The High Court has dismissed an application to remove a supervising solicitor who oversaw a search which uncovered thousands of pounds worth of handbag invoices.
Mr Justice Henshaw found that Frederick Warburton, a solicitor at Bankside Commercial, had not directly breached a search order or showed a lack of independence when he was supervising the search of a storage facility near Harrods in London.
The application to remove the solicitor relates to an underlying dispute, in which the claimant – London Partners Capital Management LLP – has accused its former chief executive of misappropriating €74m and $83m of funds belonging to an Albanian bank.
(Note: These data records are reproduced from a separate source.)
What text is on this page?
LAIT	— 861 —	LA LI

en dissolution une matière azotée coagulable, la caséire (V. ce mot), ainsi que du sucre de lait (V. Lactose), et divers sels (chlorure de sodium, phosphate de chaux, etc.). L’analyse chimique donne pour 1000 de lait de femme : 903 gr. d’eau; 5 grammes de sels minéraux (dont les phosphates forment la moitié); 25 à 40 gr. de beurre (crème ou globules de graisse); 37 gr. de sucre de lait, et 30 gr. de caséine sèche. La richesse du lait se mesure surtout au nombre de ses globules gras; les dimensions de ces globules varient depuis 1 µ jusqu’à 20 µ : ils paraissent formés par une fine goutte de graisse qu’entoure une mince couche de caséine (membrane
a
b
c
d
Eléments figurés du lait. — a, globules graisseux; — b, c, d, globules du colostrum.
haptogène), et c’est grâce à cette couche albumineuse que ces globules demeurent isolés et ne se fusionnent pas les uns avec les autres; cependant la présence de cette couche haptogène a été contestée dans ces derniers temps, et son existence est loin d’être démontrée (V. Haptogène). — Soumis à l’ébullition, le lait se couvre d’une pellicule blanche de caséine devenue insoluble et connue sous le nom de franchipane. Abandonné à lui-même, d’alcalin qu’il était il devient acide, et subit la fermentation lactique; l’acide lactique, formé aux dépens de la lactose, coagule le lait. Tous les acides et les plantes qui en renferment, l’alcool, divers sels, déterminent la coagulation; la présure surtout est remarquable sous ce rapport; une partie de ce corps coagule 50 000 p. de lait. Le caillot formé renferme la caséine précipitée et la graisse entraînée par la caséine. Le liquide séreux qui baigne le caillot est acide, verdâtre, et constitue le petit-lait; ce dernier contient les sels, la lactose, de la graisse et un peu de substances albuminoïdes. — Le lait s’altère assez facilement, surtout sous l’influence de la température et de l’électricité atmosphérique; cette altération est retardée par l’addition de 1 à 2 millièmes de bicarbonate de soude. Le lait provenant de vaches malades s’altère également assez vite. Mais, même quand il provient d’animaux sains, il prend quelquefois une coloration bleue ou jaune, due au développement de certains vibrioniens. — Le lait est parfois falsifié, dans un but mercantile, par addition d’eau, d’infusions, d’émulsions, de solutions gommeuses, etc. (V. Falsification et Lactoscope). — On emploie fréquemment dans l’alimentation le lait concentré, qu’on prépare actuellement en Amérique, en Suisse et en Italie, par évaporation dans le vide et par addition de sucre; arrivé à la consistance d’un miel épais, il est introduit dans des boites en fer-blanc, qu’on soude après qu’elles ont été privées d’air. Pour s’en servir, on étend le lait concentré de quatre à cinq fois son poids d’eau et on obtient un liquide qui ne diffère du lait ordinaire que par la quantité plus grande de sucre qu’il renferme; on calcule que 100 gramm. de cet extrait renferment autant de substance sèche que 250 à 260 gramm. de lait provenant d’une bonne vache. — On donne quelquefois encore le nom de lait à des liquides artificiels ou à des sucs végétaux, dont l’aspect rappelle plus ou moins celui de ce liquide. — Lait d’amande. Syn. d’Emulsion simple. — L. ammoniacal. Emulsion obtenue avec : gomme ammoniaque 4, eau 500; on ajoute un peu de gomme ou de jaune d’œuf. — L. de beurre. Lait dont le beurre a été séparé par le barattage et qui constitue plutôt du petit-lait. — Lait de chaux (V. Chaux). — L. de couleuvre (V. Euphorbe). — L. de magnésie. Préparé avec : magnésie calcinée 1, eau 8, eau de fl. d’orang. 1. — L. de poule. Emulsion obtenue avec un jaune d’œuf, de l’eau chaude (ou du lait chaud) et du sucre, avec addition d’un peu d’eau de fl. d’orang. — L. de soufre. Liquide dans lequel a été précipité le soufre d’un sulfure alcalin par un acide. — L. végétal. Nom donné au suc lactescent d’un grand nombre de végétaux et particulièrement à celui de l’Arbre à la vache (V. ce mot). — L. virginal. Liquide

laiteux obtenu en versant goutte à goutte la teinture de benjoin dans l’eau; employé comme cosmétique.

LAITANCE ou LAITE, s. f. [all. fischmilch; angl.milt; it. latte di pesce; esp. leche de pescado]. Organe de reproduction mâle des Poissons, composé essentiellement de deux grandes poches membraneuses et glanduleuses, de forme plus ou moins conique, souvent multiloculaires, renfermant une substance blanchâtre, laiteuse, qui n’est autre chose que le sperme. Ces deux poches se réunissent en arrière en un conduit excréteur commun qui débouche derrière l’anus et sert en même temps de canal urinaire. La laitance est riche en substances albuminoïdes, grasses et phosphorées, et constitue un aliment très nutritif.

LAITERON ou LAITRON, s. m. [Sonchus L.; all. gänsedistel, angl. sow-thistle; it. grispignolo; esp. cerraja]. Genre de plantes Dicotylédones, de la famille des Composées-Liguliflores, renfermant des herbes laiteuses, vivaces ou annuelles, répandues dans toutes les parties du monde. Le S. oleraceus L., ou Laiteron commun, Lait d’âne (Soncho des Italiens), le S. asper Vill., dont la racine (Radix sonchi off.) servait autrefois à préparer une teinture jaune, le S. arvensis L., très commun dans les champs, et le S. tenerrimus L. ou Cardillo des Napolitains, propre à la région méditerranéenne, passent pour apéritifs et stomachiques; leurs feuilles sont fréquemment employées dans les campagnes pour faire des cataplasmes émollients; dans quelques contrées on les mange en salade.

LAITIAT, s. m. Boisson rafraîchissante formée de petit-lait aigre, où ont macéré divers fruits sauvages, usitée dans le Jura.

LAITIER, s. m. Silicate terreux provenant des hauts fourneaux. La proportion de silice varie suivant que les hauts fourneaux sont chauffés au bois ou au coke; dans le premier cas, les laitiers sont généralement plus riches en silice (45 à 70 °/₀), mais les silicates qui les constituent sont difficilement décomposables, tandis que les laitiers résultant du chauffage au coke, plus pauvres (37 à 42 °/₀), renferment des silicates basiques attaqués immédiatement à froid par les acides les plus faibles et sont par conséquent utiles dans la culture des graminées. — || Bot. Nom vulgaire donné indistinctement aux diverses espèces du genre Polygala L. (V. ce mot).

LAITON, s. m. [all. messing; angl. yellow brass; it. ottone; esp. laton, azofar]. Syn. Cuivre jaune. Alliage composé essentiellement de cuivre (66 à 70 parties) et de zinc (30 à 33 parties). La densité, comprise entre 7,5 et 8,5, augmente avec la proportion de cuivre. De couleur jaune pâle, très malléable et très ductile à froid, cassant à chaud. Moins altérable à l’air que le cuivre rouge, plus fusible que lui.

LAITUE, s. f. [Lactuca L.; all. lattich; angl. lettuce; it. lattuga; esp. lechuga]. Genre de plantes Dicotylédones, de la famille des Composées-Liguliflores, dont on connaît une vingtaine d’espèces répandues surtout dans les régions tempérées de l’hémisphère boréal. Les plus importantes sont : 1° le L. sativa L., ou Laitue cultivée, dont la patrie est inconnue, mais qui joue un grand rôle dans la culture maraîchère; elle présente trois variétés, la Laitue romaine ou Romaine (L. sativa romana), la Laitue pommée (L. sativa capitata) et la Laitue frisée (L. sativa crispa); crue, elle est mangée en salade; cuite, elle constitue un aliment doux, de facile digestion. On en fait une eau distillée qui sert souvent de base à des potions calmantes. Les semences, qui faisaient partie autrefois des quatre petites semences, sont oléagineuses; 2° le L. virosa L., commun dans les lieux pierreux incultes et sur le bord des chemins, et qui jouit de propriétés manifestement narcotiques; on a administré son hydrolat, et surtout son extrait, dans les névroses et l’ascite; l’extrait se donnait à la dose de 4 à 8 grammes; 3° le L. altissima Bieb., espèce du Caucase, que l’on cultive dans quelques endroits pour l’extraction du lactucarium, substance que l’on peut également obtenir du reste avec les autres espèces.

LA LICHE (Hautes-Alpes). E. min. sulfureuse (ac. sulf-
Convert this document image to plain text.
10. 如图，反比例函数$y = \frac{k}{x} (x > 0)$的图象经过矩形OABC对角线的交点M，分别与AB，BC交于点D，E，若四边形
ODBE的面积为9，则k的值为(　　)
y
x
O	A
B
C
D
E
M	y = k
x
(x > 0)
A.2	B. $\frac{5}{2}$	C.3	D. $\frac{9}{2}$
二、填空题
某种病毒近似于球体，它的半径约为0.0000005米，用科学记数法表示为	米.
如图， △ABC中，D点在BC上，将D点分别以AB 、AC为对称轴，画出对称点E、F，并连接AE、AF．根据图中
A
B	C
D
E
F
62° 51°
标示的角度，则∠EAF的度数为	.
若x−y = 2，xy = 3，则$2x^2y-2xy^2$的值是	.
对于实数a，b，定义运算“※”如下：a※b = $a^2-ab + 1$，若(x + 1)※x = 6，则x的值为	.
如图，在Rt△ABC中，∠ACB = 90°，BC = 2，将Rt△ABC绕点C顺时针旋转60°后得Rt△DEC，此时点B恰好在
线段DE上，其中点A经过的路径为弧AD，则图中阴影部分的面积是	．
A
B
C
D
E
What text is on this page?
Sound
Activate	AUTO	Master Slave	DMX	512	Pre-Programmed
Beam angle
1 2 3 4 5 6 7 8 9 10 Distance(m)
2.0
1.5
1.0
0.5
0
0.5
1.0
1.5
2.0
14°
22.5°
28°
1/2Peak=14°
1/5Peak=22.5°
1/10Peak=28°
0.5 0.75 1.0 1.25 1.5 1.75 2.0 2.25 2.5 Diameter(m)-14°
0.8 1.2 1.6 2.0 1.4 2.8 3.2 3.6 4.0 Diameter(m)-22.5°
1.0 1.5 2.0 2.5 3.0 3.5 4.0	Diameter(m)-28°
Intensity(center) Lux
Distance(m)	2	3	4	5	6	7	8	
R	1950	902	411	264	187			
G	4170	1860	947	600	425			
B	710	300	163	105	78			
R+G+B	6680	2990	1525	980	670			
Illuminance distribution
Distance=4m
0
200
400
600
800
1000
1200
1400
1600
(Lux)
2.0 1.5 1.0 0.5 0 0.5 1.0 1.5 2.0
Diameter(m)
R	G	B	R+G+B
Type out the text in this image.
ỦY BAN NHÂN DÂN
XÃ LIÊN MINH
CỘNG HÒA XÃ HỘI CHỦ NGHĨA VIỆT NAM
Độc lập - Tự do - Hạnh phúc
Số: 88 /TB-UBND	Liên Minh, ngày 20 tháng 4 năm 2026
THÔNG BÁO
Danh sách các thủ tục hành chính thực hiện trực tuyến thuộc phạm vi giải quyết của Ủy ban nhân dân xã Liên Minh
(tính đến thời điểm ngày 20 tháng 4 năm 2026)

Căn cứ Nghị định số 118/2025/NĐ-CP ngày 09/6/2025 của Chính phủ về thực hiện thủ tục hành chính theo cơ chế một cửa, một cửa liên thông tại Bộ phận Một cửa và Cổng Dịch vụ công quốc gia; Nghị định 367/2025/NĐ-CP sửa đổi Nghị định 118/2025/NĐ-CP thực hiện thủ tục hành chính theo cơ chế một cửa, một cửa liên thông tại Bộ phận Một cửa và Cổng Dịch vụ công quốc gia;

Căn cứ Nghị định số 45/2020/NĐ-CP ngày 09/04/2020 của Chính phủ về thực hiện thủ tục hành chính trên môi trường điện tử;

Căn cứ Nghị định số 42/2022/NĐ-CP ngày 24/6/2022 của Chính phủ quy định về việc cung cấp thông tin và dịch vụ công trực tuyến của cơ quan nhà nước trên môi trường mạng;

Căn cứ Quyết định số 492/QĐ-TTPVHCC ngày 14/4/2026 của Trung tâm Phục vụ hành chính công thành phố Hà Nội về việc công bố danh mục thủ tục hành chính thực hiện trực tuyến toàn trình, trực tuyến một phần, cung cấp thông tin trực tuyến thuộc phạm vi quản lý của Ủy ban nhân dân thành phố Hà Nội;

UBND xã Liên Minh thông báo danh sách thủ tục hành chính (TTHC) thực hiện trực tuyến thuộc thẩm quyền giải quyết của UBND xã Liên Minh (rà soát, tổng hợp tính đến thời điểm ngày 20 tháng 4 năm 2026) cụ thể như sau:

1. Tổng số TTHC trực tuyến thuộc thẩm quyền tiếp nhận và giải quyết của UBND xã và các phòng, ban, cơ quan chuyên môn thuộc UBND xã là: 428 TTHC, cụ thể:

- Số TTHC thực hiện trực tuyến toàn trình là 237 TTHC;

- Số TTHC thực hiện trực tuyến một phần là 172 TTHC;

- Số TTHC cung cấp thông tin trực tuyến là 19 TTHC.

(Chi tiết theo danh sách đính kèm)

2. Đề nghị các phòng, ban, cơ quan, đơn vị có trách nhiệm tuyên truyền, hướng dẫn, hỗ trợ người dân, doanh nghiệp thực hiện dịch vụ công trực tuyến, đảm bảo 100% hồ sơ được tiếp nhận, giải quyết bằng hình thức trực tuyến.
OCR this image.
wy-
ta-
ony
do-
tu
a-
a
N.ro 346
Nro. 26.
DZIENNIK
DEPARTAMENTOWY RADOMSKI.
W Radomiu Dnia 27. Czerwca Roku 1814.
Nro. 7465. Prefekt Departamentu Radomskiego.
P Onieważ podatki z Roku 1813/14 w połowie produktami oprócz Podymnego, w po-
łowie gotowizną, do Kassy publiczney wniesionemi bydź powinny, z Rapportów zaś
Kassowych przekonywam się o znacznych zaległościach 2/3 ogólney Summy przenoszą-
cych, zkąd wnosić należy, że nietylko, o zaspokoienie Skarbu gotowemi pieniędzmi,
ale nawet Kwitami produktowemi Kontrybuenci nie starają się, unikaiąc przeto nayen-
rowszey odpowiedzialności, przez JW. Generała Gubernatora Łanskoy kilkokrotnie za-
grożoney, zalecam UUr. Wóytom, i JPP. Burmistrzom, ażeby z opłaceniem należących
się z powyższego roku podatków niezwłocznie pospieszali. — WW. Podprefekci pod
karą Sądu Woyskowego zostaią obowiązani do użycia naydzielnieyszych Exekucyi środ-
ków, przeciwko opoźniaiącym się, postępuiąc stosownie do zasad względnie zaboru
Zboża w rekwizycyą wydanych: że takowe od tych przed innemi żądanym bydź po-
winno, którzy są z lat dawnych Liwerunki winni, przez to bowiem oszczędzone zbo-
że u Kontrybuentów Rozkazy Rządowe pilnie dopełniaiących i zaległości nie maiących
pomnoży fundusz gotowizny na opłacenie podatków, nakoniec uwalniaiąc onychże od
A search order was made last year and was subsequently extended to cover Alina Roxana Moise, the applicant in the current case. It is purported that she received some of the allegedly misappropriated funds.
A search of a storage facility took place in March 2021 and Mishcon de Reya, solicitors for the claimant, identified a number of invoices for sums in excess of £5,000, mainly relating to handbags. According to the judgment, 34 similar invoices for sums in excess of £5,000 had already been removed during the search of a different premises.
Moise applied to the High Court to remove Warburton as supervising solicitor with immediate effect. She objected to the participation of a Mishcon trainee in the search; to Warburton’s experience; and to the removal of items pre-dating 1 October 2017, the date on which money is first alleged to have been misappropriated.
The court dismissed the application, finding that neither Warburton’s experience, nor his previous work as supervising solicitor on other cases involving Mishcon, ‘cast any doubt on his suitability to have been appointed, and to continue to act, as supervising solicitor in this case’.
Henshaw J also concluded that while the trainee’s participation in the search was not consistent with the practice direction, it was not a direct breach of the search order. ‘I find it hard to see how this factor could genuinely have given risen to distress,’ he said.
Suggestions that Warburton had been willing to ‘bend over backwards to help the claimants’ were ‘extravagant and unjustifiable’ he added.
However, the judge ordered the claimant to hand over documents pre-dating 1 October 2017 to the supervising solicitors, and delete any additional copies they may have made, pending a decision on whether they fall within the scope of the search order.
Steptoe & Johnson UK LLP represent the respondents.